S:I coordinated a domestic violence legal clinic for three years. I heard thousands of abuse stories and was inspired by the courage it takes to leave an abuser, to face the devil you don't know. But when I discussed my work, most people would ask me, "why does she stay?" The question struck me like wrong note because it implies a subtle amount of blame. And the blame is being placed on the wrong person. No one asked me, "Why is he resorting to violence?"

Domestic violence is typically framed as a women's issue, when in fact, it is a men's issue. In most cases, men are the abusers and the abusers have the clearest line of sight to ending domestic violence, not the victims. Our dialogue is directed to the wrong gender. That is why I wrote Split from a boy's point of view.

M:How difficult was it handling such a delicate issue?

S:Not very. I suppose that the work in the clinic had me prepared, but I struggled more with issues of craft than subject matter.

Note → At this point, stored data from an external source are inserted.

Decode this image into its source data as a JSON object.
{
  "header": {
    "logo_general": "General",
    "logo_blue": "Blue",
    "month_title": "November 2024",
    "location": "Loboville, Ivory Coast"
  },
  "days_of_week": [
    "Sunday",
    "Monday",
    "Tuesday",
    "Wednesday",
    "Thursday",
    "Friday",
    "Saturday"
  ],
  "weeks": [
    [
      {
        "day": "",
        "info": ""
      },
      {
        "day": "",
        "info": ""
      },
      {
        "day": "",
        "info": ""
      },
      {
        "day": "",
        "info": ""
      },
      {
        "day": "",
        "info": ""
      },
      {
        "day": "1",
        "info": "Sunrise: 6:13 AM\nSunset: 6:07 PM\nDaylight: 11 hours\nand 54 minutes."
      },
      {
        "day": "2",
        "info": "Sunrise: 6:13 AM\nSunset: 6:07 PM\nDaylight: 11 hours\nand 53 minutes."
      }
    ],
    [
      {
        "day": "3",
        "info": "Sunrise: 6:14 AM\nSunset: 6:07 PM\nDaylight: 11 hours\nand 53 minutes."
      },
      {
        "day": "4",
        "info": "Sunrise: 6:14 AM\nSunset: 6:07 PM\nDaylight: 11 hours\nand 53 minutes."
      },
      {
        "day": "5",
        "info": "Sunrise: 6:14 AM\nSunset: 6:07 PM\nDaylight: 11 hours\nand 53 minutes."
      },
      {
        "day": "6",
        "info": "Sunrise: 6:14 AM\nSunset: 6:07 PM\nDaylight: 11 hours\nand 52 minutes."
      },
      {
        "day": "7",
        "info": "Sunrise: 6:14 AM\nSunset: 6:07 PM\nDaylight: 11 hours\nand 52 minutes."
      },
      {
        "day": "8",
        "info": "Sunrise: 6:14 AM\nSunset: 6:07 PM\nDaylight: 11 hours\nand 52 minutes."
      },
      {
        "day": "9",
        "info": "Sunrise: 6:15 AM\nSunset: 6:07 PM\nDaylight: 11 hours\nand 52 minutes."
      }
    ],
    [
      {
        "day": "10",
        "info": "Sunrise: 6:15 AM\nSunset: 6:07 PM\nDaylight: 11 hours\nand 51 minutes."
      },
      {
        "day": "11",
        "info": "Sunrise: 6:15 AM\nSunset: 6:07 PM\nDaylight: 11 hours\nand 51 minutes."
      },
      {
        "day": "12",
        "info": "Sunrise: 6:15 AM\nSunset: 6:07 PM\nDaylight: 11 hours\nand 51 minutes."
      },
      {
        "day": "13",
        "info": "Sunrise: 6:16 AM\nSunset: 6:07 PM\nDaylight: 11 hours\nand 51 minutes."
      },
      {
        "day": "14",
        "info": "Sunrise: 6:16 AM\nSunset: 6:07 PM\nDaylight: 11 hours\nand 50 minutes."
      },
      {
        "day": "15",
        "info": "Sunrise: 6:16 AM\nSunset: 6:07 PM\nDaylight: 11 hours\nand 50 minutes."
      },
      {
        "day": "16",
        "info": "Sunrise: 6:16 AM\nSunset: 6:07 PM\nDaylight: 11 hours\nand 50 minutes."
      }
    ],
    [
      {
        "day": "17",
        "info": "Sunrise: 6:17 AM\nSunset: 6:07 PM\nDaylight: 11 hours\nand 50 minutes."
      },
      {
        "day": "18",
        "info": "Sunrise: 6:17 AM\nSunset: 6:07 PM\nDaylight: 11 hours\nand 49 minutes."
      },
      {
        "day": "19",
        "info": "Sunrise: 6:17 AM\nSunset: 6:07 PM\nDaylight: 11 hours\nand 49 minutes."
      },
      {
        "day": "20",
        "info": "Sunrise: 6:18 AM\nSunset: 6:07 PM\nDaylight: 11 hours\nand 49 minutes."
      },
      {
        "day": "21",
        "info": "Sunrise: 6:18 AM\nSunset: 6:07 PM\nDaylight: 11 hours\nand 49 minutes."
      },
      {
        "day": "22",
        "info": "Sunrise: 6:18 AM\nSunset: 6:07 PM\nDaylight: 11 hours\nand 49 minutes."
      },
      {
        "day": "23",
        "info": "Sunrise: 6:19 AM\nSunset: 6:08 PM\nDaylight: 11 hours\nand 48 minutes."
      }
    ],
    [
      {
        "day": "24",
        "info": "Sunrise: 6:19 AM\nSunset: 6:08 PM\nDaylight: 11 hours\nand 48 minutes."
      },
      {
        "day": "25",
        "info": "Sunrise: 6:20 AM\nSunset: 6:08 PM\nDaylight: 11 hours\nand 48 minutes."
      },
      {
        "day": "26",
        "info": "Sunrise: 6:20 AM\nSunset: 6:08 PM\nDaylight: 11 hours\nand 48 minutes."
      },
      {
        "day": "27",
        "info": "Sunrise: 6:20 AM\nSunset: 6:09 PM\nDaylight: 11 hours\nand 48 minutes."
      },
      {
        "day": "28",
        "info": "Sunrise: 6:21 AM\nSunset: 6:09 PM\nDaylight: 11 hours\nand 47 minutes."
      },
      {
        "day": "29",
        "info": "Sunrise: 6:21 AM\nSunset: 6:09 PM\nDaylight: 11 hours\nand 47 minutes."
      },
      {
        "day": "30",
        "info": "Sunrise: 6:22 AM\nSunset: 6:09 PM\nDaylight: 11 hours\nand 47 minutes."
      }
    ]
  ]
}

M:Tell us something about yourself we wont find on your homepage

S:Both my parents are doctors and all three of their children have turned into writers, which harkens back to our grandfathers. The writing gene skipped a generation, I suppose.

M:Do you have a writing ritual?

S:I prefer to write at a coffee shop while listening to a playlist that has been created for the books I write. There are samples of the playlists on my website.

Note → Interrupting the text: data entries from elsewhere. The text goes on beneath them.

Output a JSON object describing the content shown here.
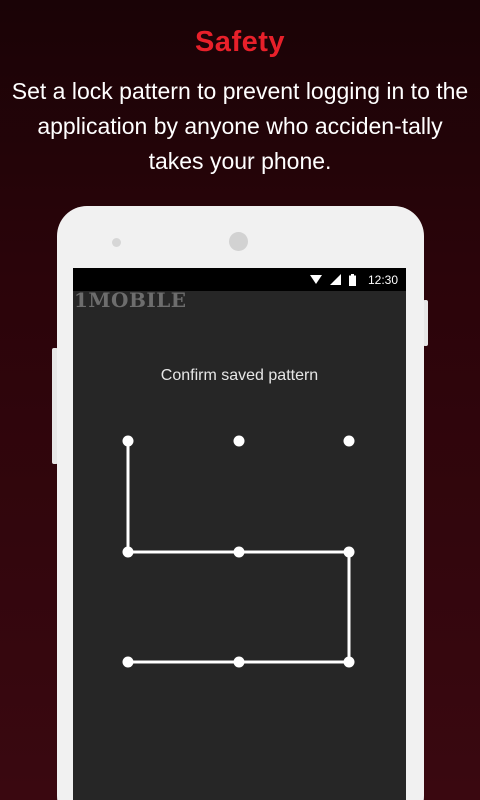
{
  "hero": {
    "title": "Safety",
    "description": "Set a lock pattern to prevent logging in to the application  by anyone who acciden-tally takes your phone."
  },
  "status_bar": {
    "time": "12:30",
    "icons": [
      "wifi-icon",
      "signal-icon",
      "battery-icon"
    ]
  },
  "watermark": {
    "brand": "1MOBILE"
  },
  "lock_screen": {
    "prompt": "Confirm saved pattern",
    "pattern_sequence": [
      1,
      4,
      5,
      6,
      9,
      8,
      7
    ]
  },
  "colors": {
    "accent": "#e8202a",
    "background_dark": "#1a0306",
    "screen_bg": "#262626",
    "pattern_line": "#ffffff"
  }
}
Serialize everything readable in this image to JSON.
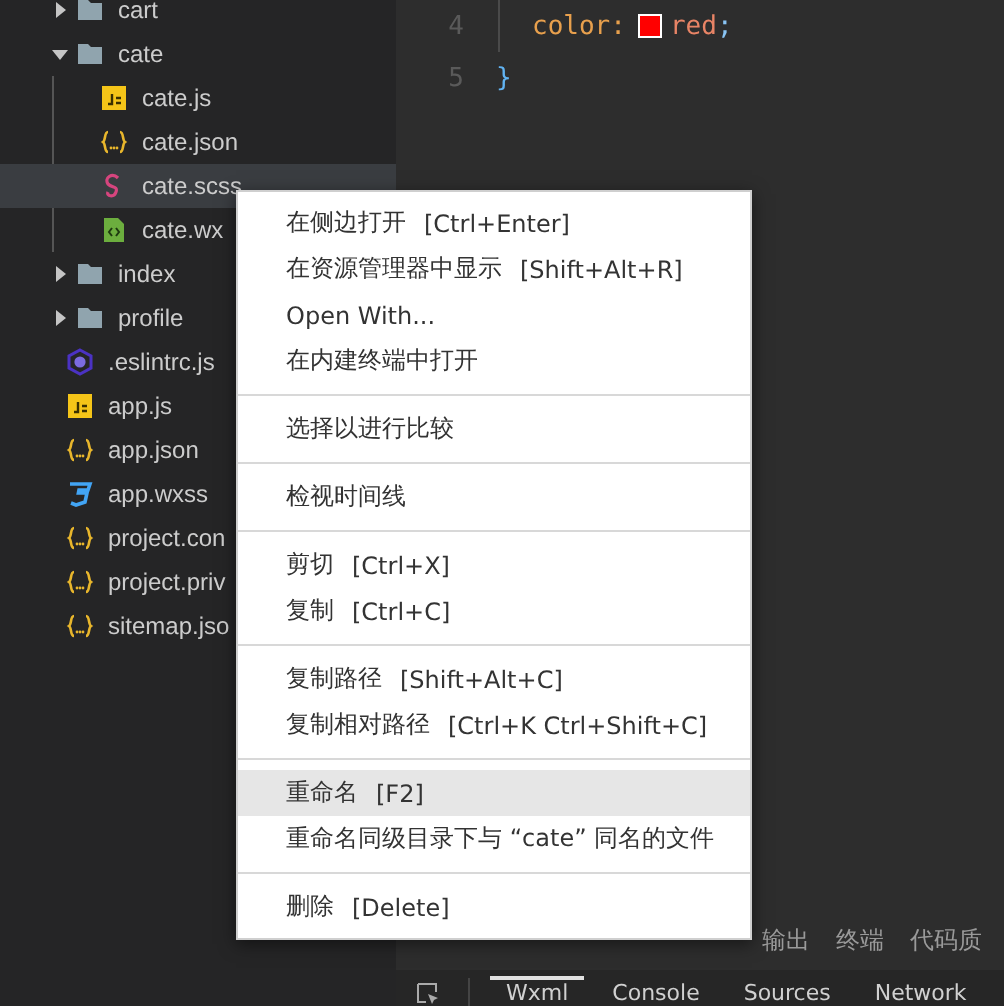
{
  "explorer": {
    "items": [
      {
        "kind": "folder",
        "label": "cart",
        "expanded": false,
        "selected": false
      },
      {
        "kind": "folder",
        "label": "cate",
        "expanded": true,
        "selected": false,
        "children": [
          {
            "kind": "js",
            "label": "cate.js",
            "selected": false
          },
          {
            "kind": "json",
            "label": "cate.json",
            "selected": false
          },
          {
            "kind": "scss",
            "label": "cate.scss",
            "selected": true
          },
          {
            "kind": "wxml",
            "label": "cate.wx",
            "selected": false
          }
        ]
      },
      {
        "kind": "folder",
        "label": "index",
        "expanded": false,
        "selected": false
      },
      {
        "kind": "folder",
        "label": "profile",
        "expanded": false,
        "selected": false
      }
    ],
    "root_files": [
      {
        "kind": "eslint",
        "label": ".eslintrc.js",
        "selected": false
      },
      {
        "kind": "js",
        "label": "app.js",
        "selected": false
      },
      {
        "kind": "json",
        "label": "app.json",
        "selected": false
      },
      {
        "kind": "wxss",
        "label": "app.wxss",
        "selected": false
      },
      {
        "kind": "json",
        "label": "project.con",
        "selected": false
      },
      {
        "kind": "json",
        "label": "project.priv",
        "selected": false
      },
      {
        "kind": "json",
        "label": "sitemap.jso",
        "selected": false
      }
    ]
  },
  "editor": {
    "lines": [
      {
        "number": "4",
        "indented": true,
        "tokens": [
          {
            "kind": "property",
            "text": "color:"
          },
          {
            "kind": "swatch",
            "color": "#ff0000"
          },
          {
            "kind": "value",
            "text": "red"
          },
          {
            "kind": "punct",
            "text": ";"
          }
        ]
      },
      {
        "number": "5",
        "indented": false,
        "tokens": [
          {
            "kind": "brace",
            "text": "}"
          }
        ]
      }
    ]
  },
  "context_menu": {
    "groups": [
      [
        {
          "label": "在侧边打开",
          "shortcut": "[Ctrl+Enter]",
          "selected": false
        },
        {
          "label": "在资源管理器中显示",
          "shortcut": "[Shift+Alt+R]",
          "selected": false
        },
        {
          "label": "Open With...",
          "selected": false
        },
        {
          "label": "在内建终端中打开",
          "selected": false
        }
      ],
      [
        {
          "label": "选择以进行比较",
          "selected": false
        }
      ],
      [
        {
          "label": "检视时间线",
          "selected": false
        }
      ],
      [
        {
          "label": "剪切",
          "shortcut": "[Ctrl+X]",
          "selected": false
        },
        {
          "label": "复制",
          "shortcut": "[Ctrl+C]",
          "selected": false
        }
      ],
      [
        {
          "label": "复制路径",
          "shortcut": "[Shift+Alt+C]",
          "selected": false
        },
        {
          "label": "复制相对路径",
          "shortcut": "[Ctrl+K Ctrl+Shift+C]",
          "selected": false
        }
      ],
      [
        {
          "label": "重命名",
          "shortcut": "[F2]",
          "selected": true
        },
        {
          "label": "重命名同级目录下与 “cate” 同名的文件",
          "selected": false
        }
      ],
      [
        {
          "label": "删除",
          "shortcut": "[Delete]",
          "selected": false
        }
      ]
    ]
  },
  "panel_tabs": [
    {
      "label": "输出"
    },
    {
      "label": "终端"
    },
    {
      "label": "代码质"
    }
  ],
  "devtools_tabs": [
    {
      "label": "Wxml",
      "selected": true
    },
    {
      "label": "Console",
      "selected": false
    },
    {
      "label": "Sources",
      "selected": false
    },
    {
      "label": "Network",
      "selected": false
    }
  ]
}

M:What do you do if/when your Muse fails you?

S:Yell at it. When that doesn't work, I try to entice it to return by reading the masters who can inspire it to return.

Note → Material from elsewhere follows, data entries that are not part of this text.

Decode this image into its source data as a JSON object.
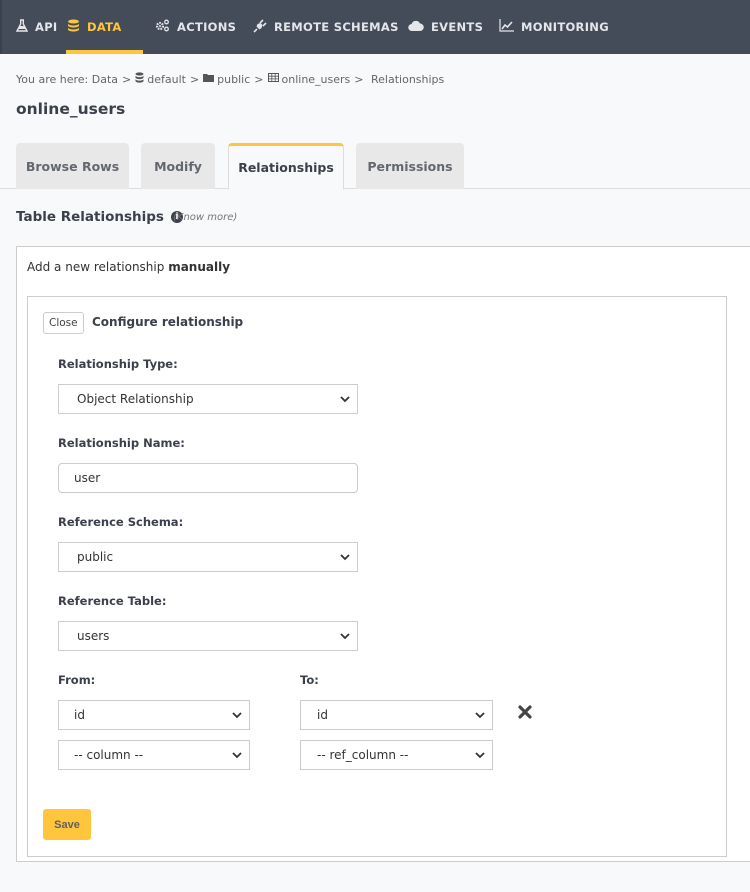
{
  "nav": {
    "items": [
      {
        "label": "API",
        "icon": "flask-icon",
        "glyph": "⚗",
        "active": false
      },
      {
        "label": "DATA",
        "icon": "database-icon",
        "glyph": "≣",
        "active": true
      },
      {
        "label": "ACTIONS",
        "icon": "cogs-icon",
        "glyph": "⚙",
        "active": false
      },
      {
        "label": "REMOTE SCHEMAS",
        "icon": "plug-icon",
        "glyph": "✎",
        "active": false
      },
      {
        "label": "EVENTS",
        "icon": "cloud-icon",
        "glyph": "☁",
        "active": false
      },
      {
        "label": "MONITORING",
        "icon": "line-chart-icon",
        "glyph": "📈",
        "active": false
      }
    ],
    "accent": "#fec53d"
  },
  "breadcrumb": {
    "prefix": "You are here:",
    "items": [
      {
        "label": "Data",
        "icon": null
      },
      {
        "label": "default",
        "icon": "database-icon"
      },
      {
        "label": "public",
        "icon": "folder-icon"
      },
      {
        "label": "online_users",
        "icon": "table-icon"
      },
      {
        "label": "Relationships",
        "icon": null
      }
    ],
    "separator": ">"
  },
  "page": {
    "title": "online_users"
  },
  "tabs": [
    {
      "label": "Browse Rows",
      "active": false
    },
    {
      "label": "Modify",
      "active": false
    },
    {
      "label": "Relationships",
      "active": true
    },
    {
      "label": "Permissions",
      "active": false
    }
  ],
  "section": {
    "title": "Table Relationships",
    "know_more": "(Know more)"
  },
  "add_panel": {
    "heading_prefix": "Add a new relationship",
    "heading_bold": "manually"
  },
  "config": {
    "close_label": "Close",
    "title": "Configure relationship",
    "relationship_type": {
      "label": "Relationship Type:",
      "value": "Object Relationship"
    },
    "relationship_name": {
      "label": "Relationship Name:",
      "value": "user"
    },
    "reference_schema": {
      "label": "Reference Schema:",
      "value": "public"
    },
    "reference_table": {
      "label": "Reference Table:",
      "value": "users"
    },
    "from_label": "From:",
    "to_label": "To:",
    "mappings": [
      {
        "from": "id",
        "to": "id",
        "removable": true
      },
      {
        "from": "-- column --",
        "to": "-- ref_column --",
        "removable": false
      }
    ],
    "save_label": "Save"
  }
}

M:How does it feel to be a published author in such a competitive field?

S:It is pure pleasure. Whenever I think about it or walk into a bookstore, my stomach flutters and I start to smile. People have been describing me as 'giddy' and 'radiant'.

M:Your favorite book,author and genre.

S:Favorite book: To Kill a Mockingbird
Favorite Author: Emily Bronte
Favorite Genre: Why, YA, of course!

M:A book you wish you had written. Why?

S:Speak by Laurie Halse Anderson. I think it's an important work that helps girls.

M:What are you writing on now?

S:I'm writing my second YA novel, BIDDEN. Savitri, Corey, and Holly are looking forward to a summer of comic book reading and freerunning. But a shooting changes everything. Corey is dead, Savitri is seeking revenge, and Holly is slipping into a world where no one can follow. Written into dual POVs with a graphic component, BIDDEN is about how far we will stretch to save our friends.

M:Anything you would like to add?

S:If you think you might be a victim of abuse, please go online to: Or, if you are in the US, call the National Domestic Violence Hotline at 1-800-799-SAFE or National Teen Dating Abuse Hotline at 1-866-331-9474. Please make sure you are calling from a safe phone or using a safe computer.

Thank you so much for joining us and sharing so much of you,your life and your thoughts.


  1. Great interview bookaholic! Books have so much meaning when they explore tough issues like abuse. I really loved the question "What book did you wish you had written?" It says a lot about a person, huh?

  2. great interview. i'm really looking forward to reading this book!